Wednesday, 04/29/2015 1:07:00 PM

Wednesday, April 29, 2015 1:07:00 PM

Post# of 727229
Exactly ask why you can. When you currently have control (KKR) you set up the structure that not only benefits you, but your shareholders too. So yes, they are setting up the newco to be a Special Acquisition Multi-Purpose Vehicle (SPV) with the amount of share structure necessary to get the future M$A plan done. That $ sign was no accident.

1. Issue voting preferreds to not only insure retail shareholders do not get in the way of the boards proposed execution, but allow the contract language to flow through on the promise of the board. i.e. terms are executed without interference by retailers.

2. Convert those shares to common shares on close of M$A. Pay back promised preferred dividends owed to holders. Tax-Free revenues and tax savings cash will be applied towards new equity structure in relation to dilution. Goal. Plus gain in pps when compared to revs vs O/S.

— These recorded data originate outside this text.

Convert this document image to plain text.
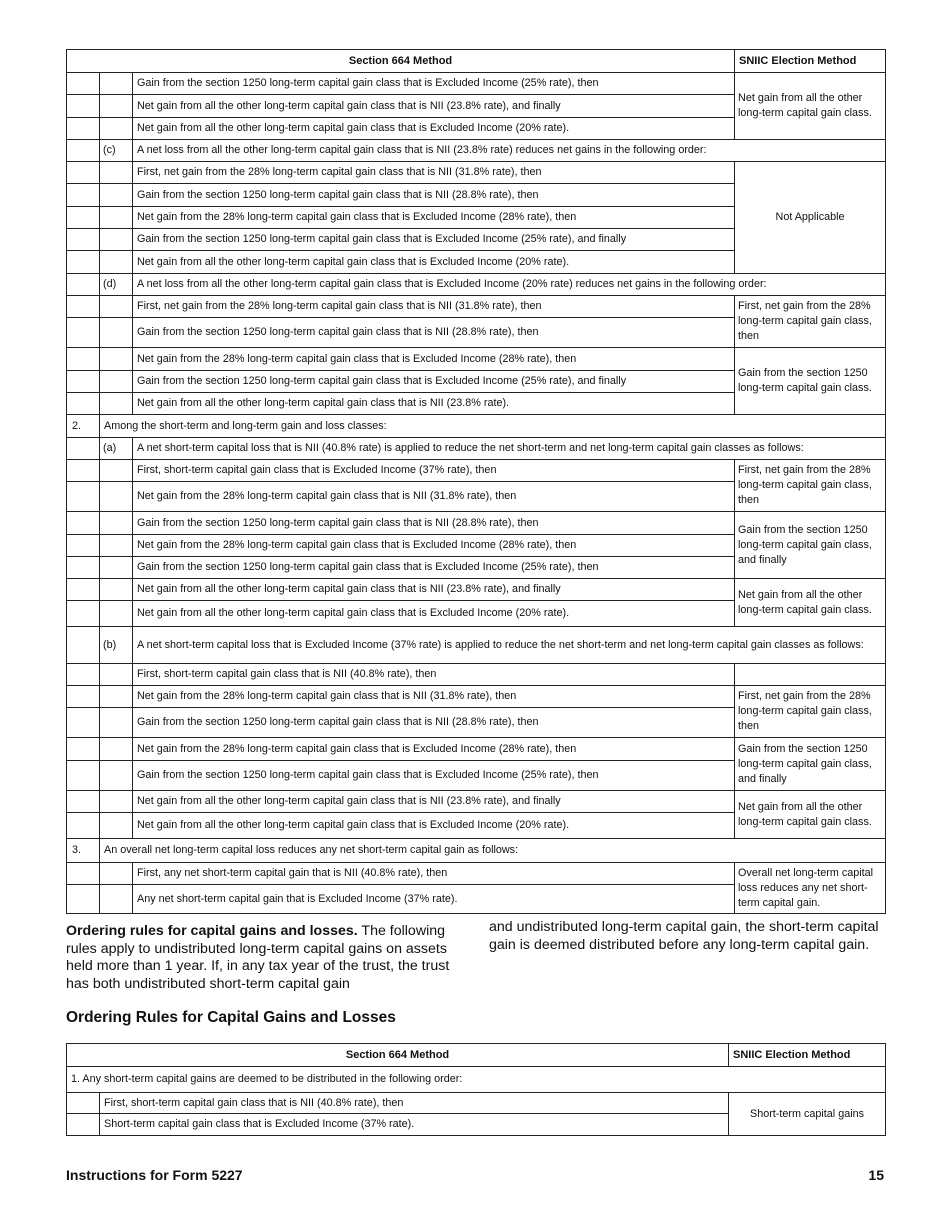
Section 664 Method			SNIIC Election Method
		Gain from the section 1250 long-term capital gain class that is Excluded Income (25% rate), then	Net gain from all the other long-term capital gain class.
		Net gain from all the other long-term capital gain class that is NII (23.8% rate), and finally	
		Net gain from all the other long-term capital gain class that is Excluded Income (20% rate).	
	(c)	A net loss from all the other long-term capital gain class that is NII (23.8% rate) reduces net gains in the following order:	
		First, net gain from the 28% long-term capital gain class that is NII (31.8% rate), then	Not Applicable
		Gain from the section 1250 long-term capital gain class that is NII (28.8% rate), then	
		Net gain from the 28% long-term capital gain class that is Excluded Income (28% rate), then	
		Gain from the section 1250 long-term capital gain class that is Excluded Income (25% rate), and finally	
		Net gain from all the other long-term capital gain class that is Excluded Income (20% rate).	
	(d)	A net loss from all the other long-term capital gain class that is Excluded Income (20% rate) reduces net gains in the following order:	
		First, net gain from the 28% long-term capital gain class that is NII (31.8% rate), then	First, net gain from the 28% long-term capital gain class, then
		Gain from the section 1250 long-term capital gain class that is NII (28.8% rate), then	
		Net gain from the 28% long-term capital gain class that is Excluded Income (28% rate), then	Gain from the section 1250 long-term capital gain class.
		Gain from the section 1250 long-term capital gain class that is Excluded Income (25% rate), and finally	
		Net gain from all the other long-term capital gain class that is NII (23.8% rate).	
2.	Among the short-term and long-term gain and loss classes:		
	(a)	A net short-term capital loss that is NII (40.8% rate) is applied to reduce the net short-term and net long-term capital gain classes as follows:	
		First, short-term capital gain class that is Excluded Income (37% rate), then	First, net gain from the 28% long-term capital gain class, then
		Net gain from the 28% long-term capital gain class that is NII (31.8% rate), then	
		Gain from the section 1250 long-term capital gain class that is NII (28.8% rate), then	Gain from the section 1250 long-term capital gain class, and finally
		Net gain from the 28% long-term capital gain class that is Excluded Income (28% rate), then	
		Gain from the section 1250 long-term capital gain class that is Excluded Income (25% rate), then	
		Net gain from all the other long-term capital gain class that is NII (23.8% rate), and finally	Net gain from all the other long-term capital gain class.
		Net gain from all the other long-term capital gain class that is Excluded Income (20% rate).	
	(b)	A net short-term capital loss that is Excluded Income (37% rate) is applied to reduce the net short-term and net long-term capital gain classes as follows:	
		First, short-term capital gain class that is NII (40.8% rate), then	
		Net gain from the 28% long-term capital gain class that is NII (31.8% rate), then	First, net gain from the 28% long-term capital gain class, then
		Gain from the section 1250 long-term capital gain class that is NII (28.8% rate), then	
		Net gain from the 28% long-term capital gain class that is Excluded Income (28% rate), then	Gain from the section 1250 long-term capital gain class, and finally
		Gain from the section 1250 long-term capital gain class that is Excluded Income (25% rate), then	
		Net gain from all the other long-term capital gain class that is NII (23.8% rate), and finally	Net gain from all the other long-term capital gain class.
		Net gain from all the other long-term capital gain class that is Excluded Income (20% rate).	
3.	An overall net long-term capital loss reduces any net short-term capital gain as follows:		
		First, any net short-term capital gain that is NII (40.8% rate), then	Overall net long-term capital loss reduces any net short-term capital gain.
		Any net short-term capital gain that is Excluded Income (37% rate).	

Ordering rules for capital gains and losses. The following rules apply to undistributed long-term capital gains on assets held more than 1 year. If, in any tax year of the trust, the trust has both undistributed short-term capital gain

and undistributed long-term capital gain, the short-term capital gain is deemed distributed before any long-term capital gain.

Ordering Rules for Capital Gains and Losses
Section 664 Method		SNIIC Election Method
1. Any short-term capital gains are deemed to be distributed in the following order:		
	First, short-term capital gain class that is NII (40.8% rate), then	Short-term capital gains
	Short-term capital gain class that is Excluded Income (37% rate).	
Instructions for Form 5227	15
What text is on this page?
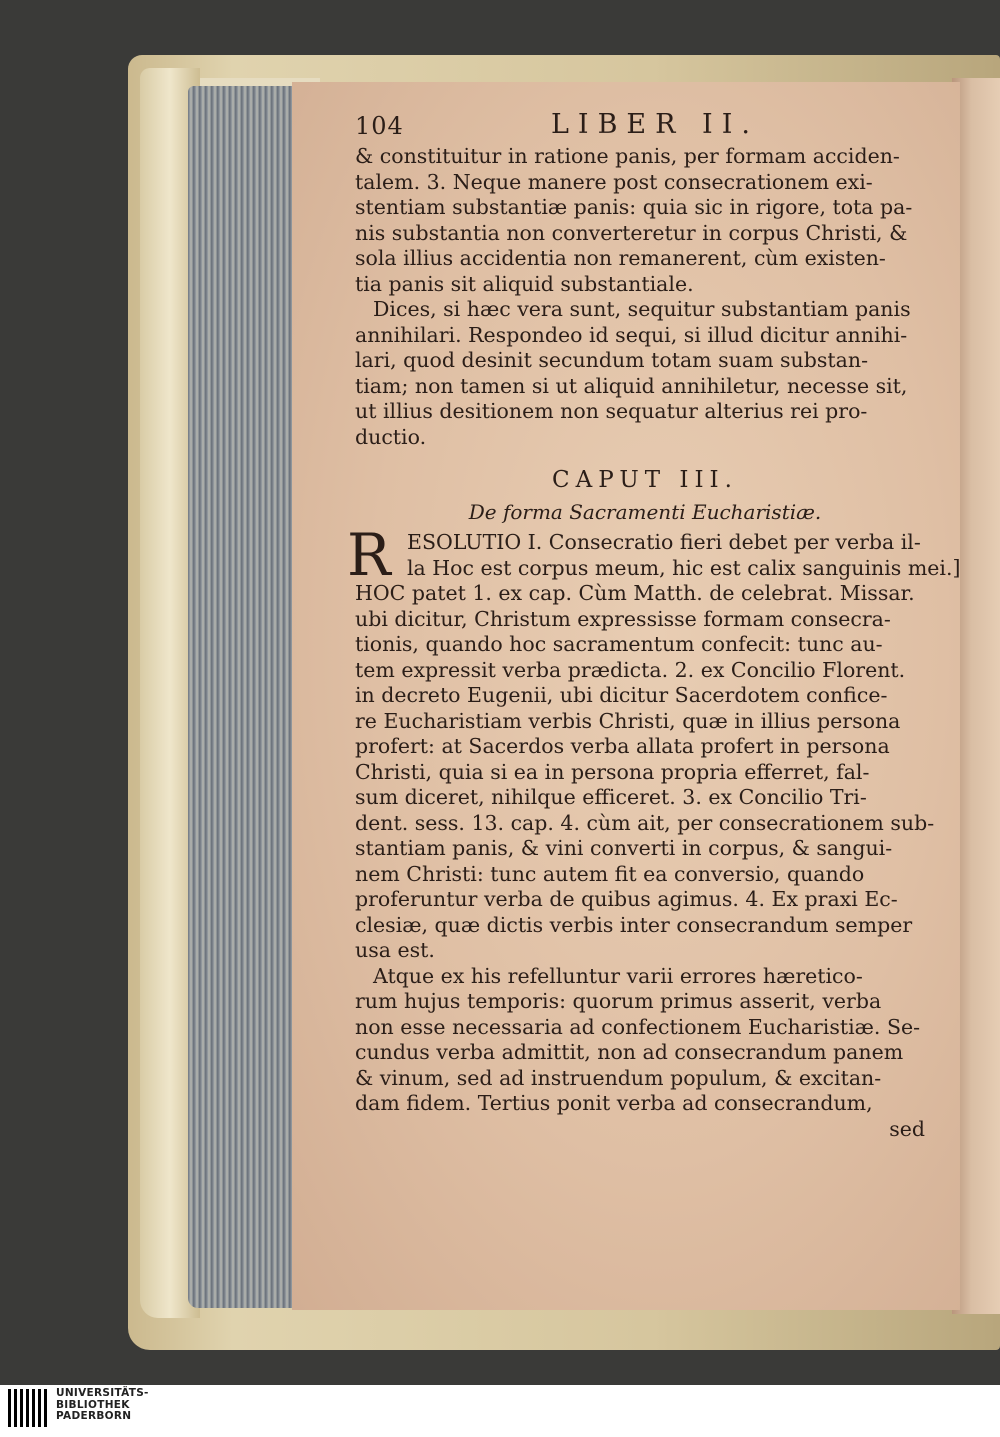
104	LIBER II.
& constituitur in ratione panis, per formam acciden-
talem. 3. Neque manere post consecrationem exi-
stentiam substantiæ panis: quia sic in rigore, tota pa-
nis substantia non converteretur in corpus Christi, &
sola illius accidentia non remanerent, cùm existen-
tia panis sit aliquid substantiale.
Dices, si hæc vera sunt, sequitur substantiam panis
annihilari. Respondeo id sequi, si illud dicitur annihi-
lari, quod desinit secundum totam suam substan-
tiam; non tamen si ut aliquid annihiletur, necesse sit,
ut illius desitionem non sequatur alterius rei pro-
ductio.
CAPUT III.
De forma Sacramenti Eucharistiæ.
R ESOLUTIO I. Consecratio fieri debet per verba il-
la Hoc est corpus meum, hic est calix sanguinis mei.]
HOC patet 1. ex cap. Cùm Matth. de celebrat. Missar.
ubi dicitur, Christum expressisse formam consecra-
tionis, quando hoc sacramentum confecit: tunc au-
tem expressit verba prædicta. 2. ex Concilio Florent.
in decreto Eugenii, ubi dicitur Sacerdotem confice-
re Eucharistiam verbis Christi, quæ in illius persona
profert: at Sacerdos verba allata profert in persona
Christi, quia si ea in persona propria efferret, fal-
sum diceret, nihilque efficeret. 3. ex Concilio Tri-
dent. sess. 13. cap. 4. cùm ait, per consecrationem sub-
stantiam panis, & vini converti in corpus, & sangui-
nem Christi: tunc autem fit ea conversio, quando
proferuntur verba de quibus agimus. 4. Ex praxi Ec-
clesiæ, quæ dictis verbis inter consecrandum semper
usa est.
Atque ex his refelluntur varii errores hæretico-
rum hujus temporis: quorum primus asserit, verba
non esse necessaria ad confectionem Eucharistiæ. Se-
cundus verba admittit, non ad consecrandum panem
& vinum, sed ad instruendum populum, & excitan-
dam fidem. Tertius ponit verba ad consecrandum,
sed
UNIVERSITÄTS-
BIBLIOTHEK
PADERBORN
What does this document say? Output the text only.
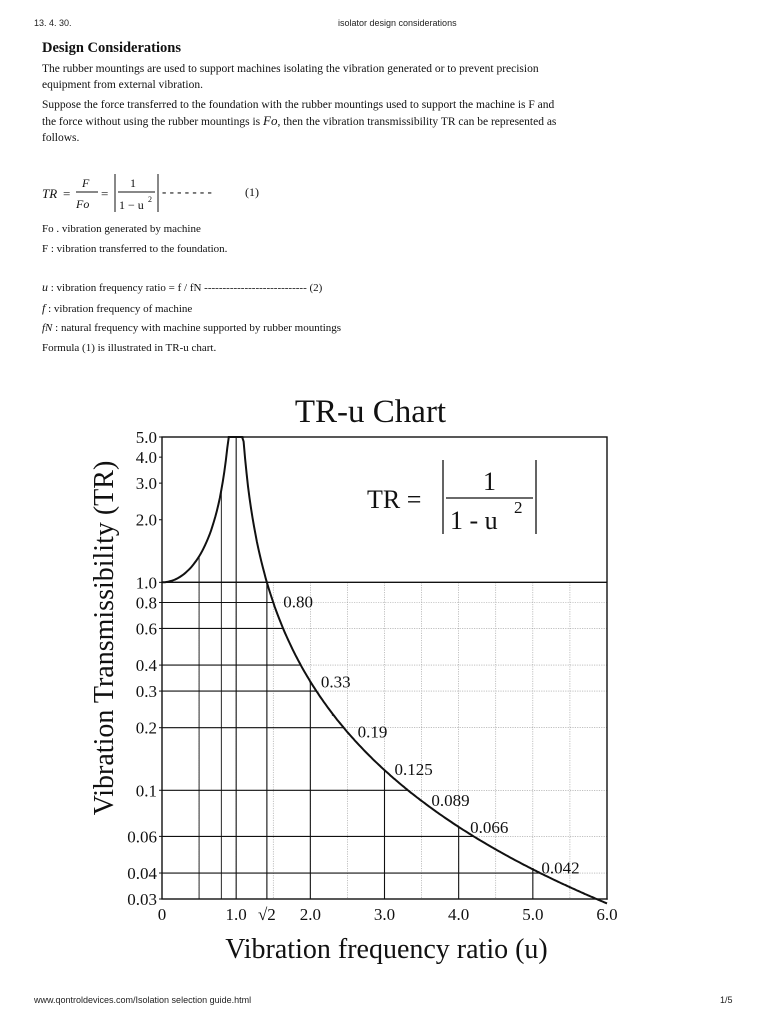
13. 4. 30.	isolator design considerations
Design Considerations

The rubber mountings are used to support machines isolating the vibration generated or to prevent precision equipment from external vibration.

Suppose the force transferred to the foundation with the rubber mountings used to support the machine is F and the force without using the rubber mountings is Fo, then the vibration transmissibility TR can be represented as follows.

TR =
F
Fo
=
1
1 − u 2
- - - - - - -	(1)
Fo . vibration generated by machine
F : vibration transferred to the foundation.
u : vibration frequency ratio = f / fN ---------------------------- (2)
f : vibration frequency of machine
fN : natural frequency with machine supported by rubber mountings
Formula (1) is illustrated in TR-u chart.
5.0
4.0
3.0
2.0
1.0
0.8
0.6
0.4
0.3
0.2
0.1
0.06
0.04
0.03
0	1.0 √2 2.0	3.0	4.0	5.0	6.0
0.80
0.33
0.19
0.125
0.089
0.066
0.042
TR-u Chart
Vibration frequency ratio (u)
Vibration Transmissibility (TR)	TR =
1
1 - u 2
www.qontroldevices.com/Isolation selection guide.html	1/5
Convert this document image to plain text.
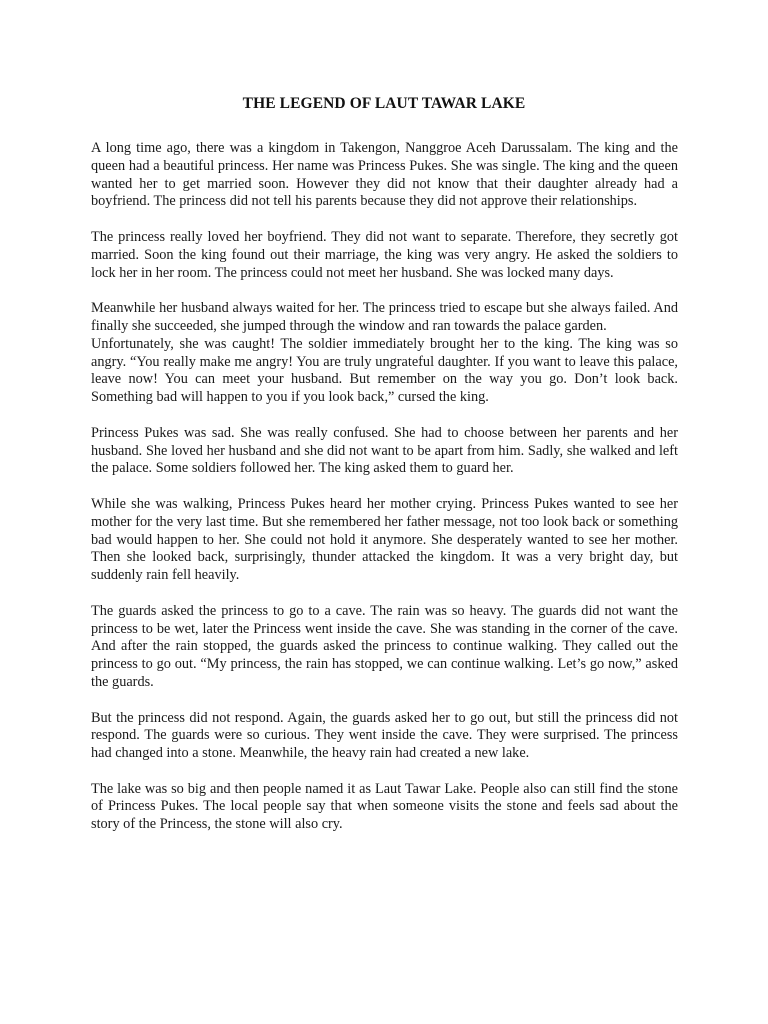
THE LEGEND OF LAUT TAWAR LAKE

A long time ago, there was a kingdom in Takengon, Nanggroe Aceh Darussalam. The king and the queen had a beautiful princess. Her name was Princess Pukes. She was single. The king and the queen wanted her to get married soon. However they did not know that their daughter already had a boyfriend. The princess did not tell his parents because they did not approve their relationships.

The princess really loved her boyfriend. They did not want to separate. Therefore, they secretly got married. Soon the king found out their marriage, the king was very angry. He asked the soldiers to lock her in her room. The princess could not meet her husband. She was locked many days.

Meanwhile her husband always waited for her. The princess tried to escape but she always failed. And finally she succeeded, she jumped through the window and ran towards the palace garden.

Unfortunately, she was caught! The soldier immediately brought her to the king. The king was so angry. “You really make me angry! You are truly ungrateful daughter. If you want to leave this palace, leave now! You can meet your husband. But remember on the way you go. Don’t look back. Something bad will happen to you if you look back,” cursed the king.

Princess Pukes was sad. She was really confused. She had to choose between her parents and her husband. She loved her husband and she did not want to be apart from him. Sadly, she walked and left the palace. Some soldiers followed her. The king asked them to guard her.

While she was walking, Princess Pukes heard her mother crying. Princess Pukes wanted to see her mother for the very last time. But she remembered her father message, not too look back or something bad would happen to her. She could not hold it anymore. She desperately wanted to see her mother. Then she looked back, surprisingly, thunder attacked the kingdom. It was a very bright day, but suddenly rain fell heavily.

The guards asked the princess to go to a cave. The rain was so heavy. The guards did not want the princess to be wet, later the Princess went inside the cave. She was standing in the corner of the cave. And after the rain stopped, the guards asked the princess to continue walking. They called out the princess to go out. “My princess, the rain has stopped, we can continue walking. Let’s go now,” asked the guards.

But the princess did not respond. Again, the guards asked her to go out, but still the princess did not respond. The guards were so curious. They went inside the cave. They were surprised. The princess had changed into a stone. Meanwhile, the heavy rain had created a new lake.

The lake was so big and then people named it as Laut Tawar Lake. People also can still find the stone of Princess Pukes. The local people say that when someone visits the stone and feels sad about the story of the Princess, the stone will also cry.
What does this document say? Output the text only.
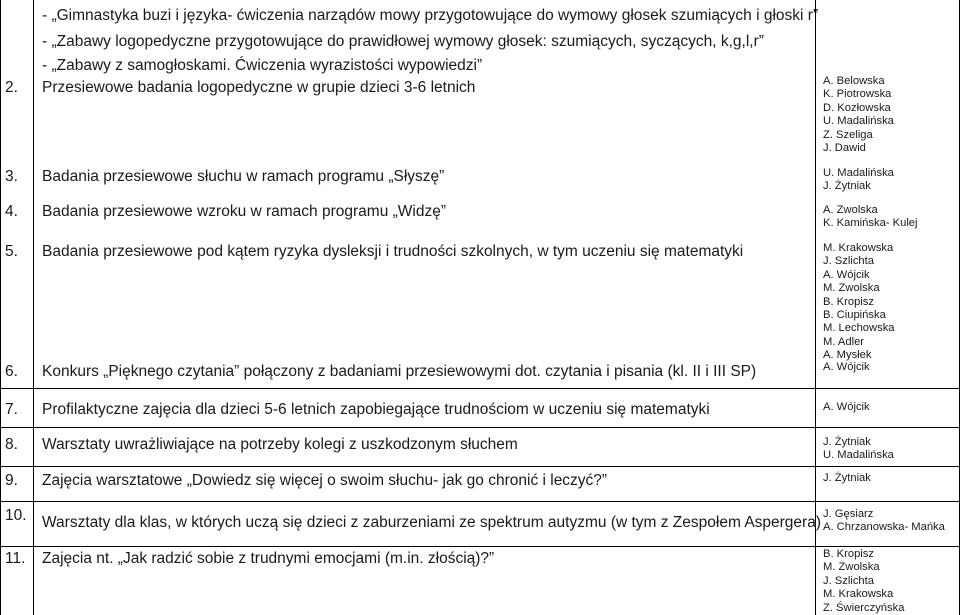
- „Gimnastyka buzi i języka- ćwiczenia narządów mowy przygotowujące do wymowy głosek szumiących i głoski r”
- „Zabawy logopedyczne przygotowujące do prawidłowej wymowy głosek: szumiących, syczących, k,g,l,r”
- „Zabawy z samogłoskami. Ćwiczenia wyrazistości wypowiedzi”
2. Przesiewowe badania logopedyczne w grupie dzieci 3-6 letnich	A. Belowska
K. Piotrowska
D. Kozłowska
U. Madalińska
Z. Szeliga
J. Dawid
3. Badania przesiewowe słuchu w ramach programu „Słyszę”	U. Madalińska
J. Żytniak
4. Badania przesiewowe wzroku w ramach programu „Widzę”	A. Zwolska
K. Kamińska- Kulej
5. Badania przesiewowe pod kątem ryzyka dysleksji i trudności szkolnych, w tym uczeniu się matematyki	M. Krakowska
J. Szlichta
A. Wójcik
M. Zwolska
B. Kropisz
B. Ciupińska
M. Lechowska
M. Adler
A. Mysłek
6. Konkurs „Pięknego czytania” połączony z badaniami przesiewowymi dot. czytania i pisania (kl. II i III SP)	A. Wójcik
7. Profilaktyczne zajęcia dla dzieci 5-6 letnich zapobiegające trudnościom w uczeniu się matematyki	A. Wójcik
8. Warsztaty uwrażliwiające na potrzeby kolegi z uszkodzonym słuchem	J. Żytniak
U. Madalińska
9. Zajęcia warsztatowe „Dowiedz się więcej o swoim słuchu- jak go chronić i leczyć?”	J. Żytniak
10. Warsztaty dla klas, w których uczą się dzieci z zaburzeniami ze spektrum autyzmu (w tym z Zespołem Aspergera) J. Gęsiarz
A. Chrzanowska- Mańka
11. Zajęcia nt. „Jak radzić sobie z trudnymi emocjami (m.in. złością)?”	B. Kropisz
M. Zwolska
J. Szlichta
M. Krakowska
Z. Świerczyńska
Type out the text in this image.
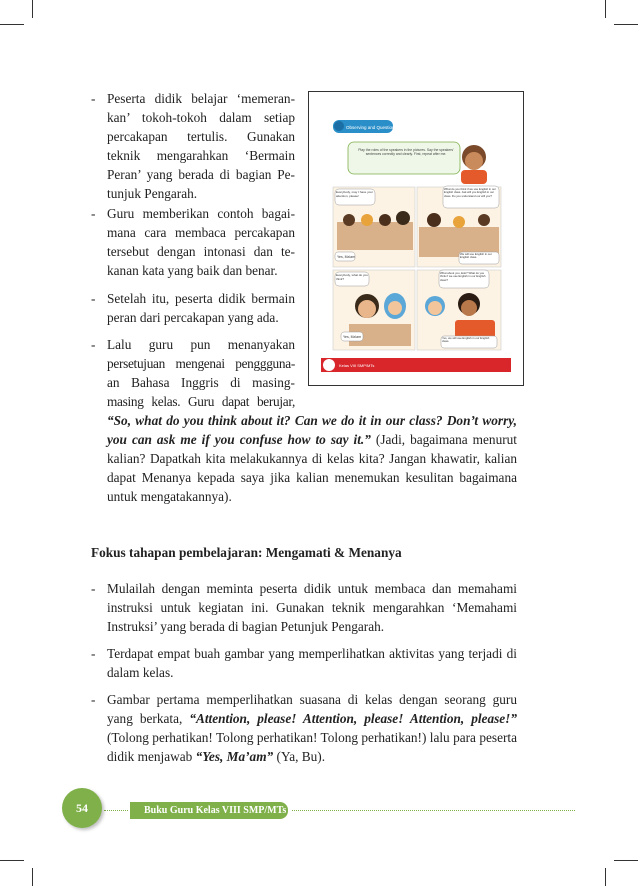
- Peserta didik belajar ‘memeran-
kan’ tokoh-tokoh dalam setiap
percakapan tertulis. Gunakan
teknik mengarahkan ‘Bermain
Peran’ yang berada di bagian Pe-
tunjuk Pengarah.
- Guru memberikan contoh bagai-
mana cara membaca percakapan
tersebut dengan intonasi dan te-
kanan kata yang baik dan benar.
- Setelah itu, peserta didik bermain
peran dari percakapan yang ada.
- Lalu guru pun menanyakan
persetujuan mengenai penggguna-
an Bahasa Inggris di masing-
masing kelas. Guru dapat berujar,
“So, what do you think about it? Can we do it in our class? Don’t worry, you can ask me if you confuse how to say it.” (Jadi, bagaimana menurut kalian? Dapatkah kita melakukannya di kelas kita? Jangan khawatir, kalian dapat Menanya kepada saya jika kalian menemukan kesulitan bagaimana untuk mengatakannya).
Observing and Questioning
Play the roles of the speakers in the pictures. Say the speakers' sentences correctly and clearly. First, repeat after me.
Everybody, may I have your attention, please!
Yes, Ma'am
What do you think if we use English in our English class. Ask will you English in our class. Do you understand our will you?
We will use English in our English class.
Everybody, what do you think?
Yes, Ma'am
What about you, Edo? What do you think if we use English in our English class?
Yes, we will use English in our English class.
Kelas VIII SMP/MTs
Fokus tahapan pembelajaran: Mengamati & Menanya
- Mulailah dengan meminta peserta didik untuk membaca dan memahami instruksi untuk kegiatan ini. Gunakan teknik mengarahkan ‘Memahami Instruksi’ yang berada di bagian Petunjuk Pengarah.
- Terdapat empat buah gambar yang memperlihatkan aktivitas yang terjadi di dalam kelas.
- Gambar pertama memperlihatkan suasana di kelas dengan seorang guru yang berkata, “Attention, please! Attention, please! Attention, please!” (Tolong perhatikan! Tolong perhatikan! Tolong perhatikan!) lalu para peserta didik menjawab “Yes, Ma’am” (Ya, Bu).
54	Buku Guru Kelas VIII SMP/MTs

3. Issue new preferred shares to get the required funding to purchase new company and/or assets. Rinse,and Repeat.

Yes there will be dilution, but this Board gave KKR control because they must feel KKR's expertise in long-term growth of a future NYSE company was a godsend to battered and beaten down pre and post bankruptcy shareholders. Blackstone was a waste of $$$. KKR has much more experience and deep-pockets. They also agreed not to hedge or short our stock by them or any of their subs.

Keep in mind to get on NYSE you must have the ability to issue 1 Billion equity shares. Washington corporations were locked in at 500k O/S. This is one of the main roadblocks to an uplisting.

I looked at the Capmark Financial annual report, while promising, I now believe it does not get us to where we need to be in terms of net revenues vs Issued equity, uplisting and last but certaintly not the least "a bank!" Currently Capmark can not be the first acquisition. We have their CEO/COO who have KKR/Centerbridge connections.

Banking is where this company needs to go. All the others typical subs of a well-established-profitable-dividend-paying hold co are just fodder. WMIH is most likely going back into the banking business and the releasing of the 27 Billion claim from the FDIC against the former estate of WMIH just cleared the way for the newco WMIHC Delaware to be qualified to purchase distressed assets (Bridge Banks, MBS) from the FDIC after the new rule change is "set in stone" and new purchasers are allowed to start purchasing the assets.

For all WMIH'ers "Life just changed for the better." 3 months from now this will be,a fun discussion.

Off to the Winery Tour. Can't forget my brown paperbag. Lol.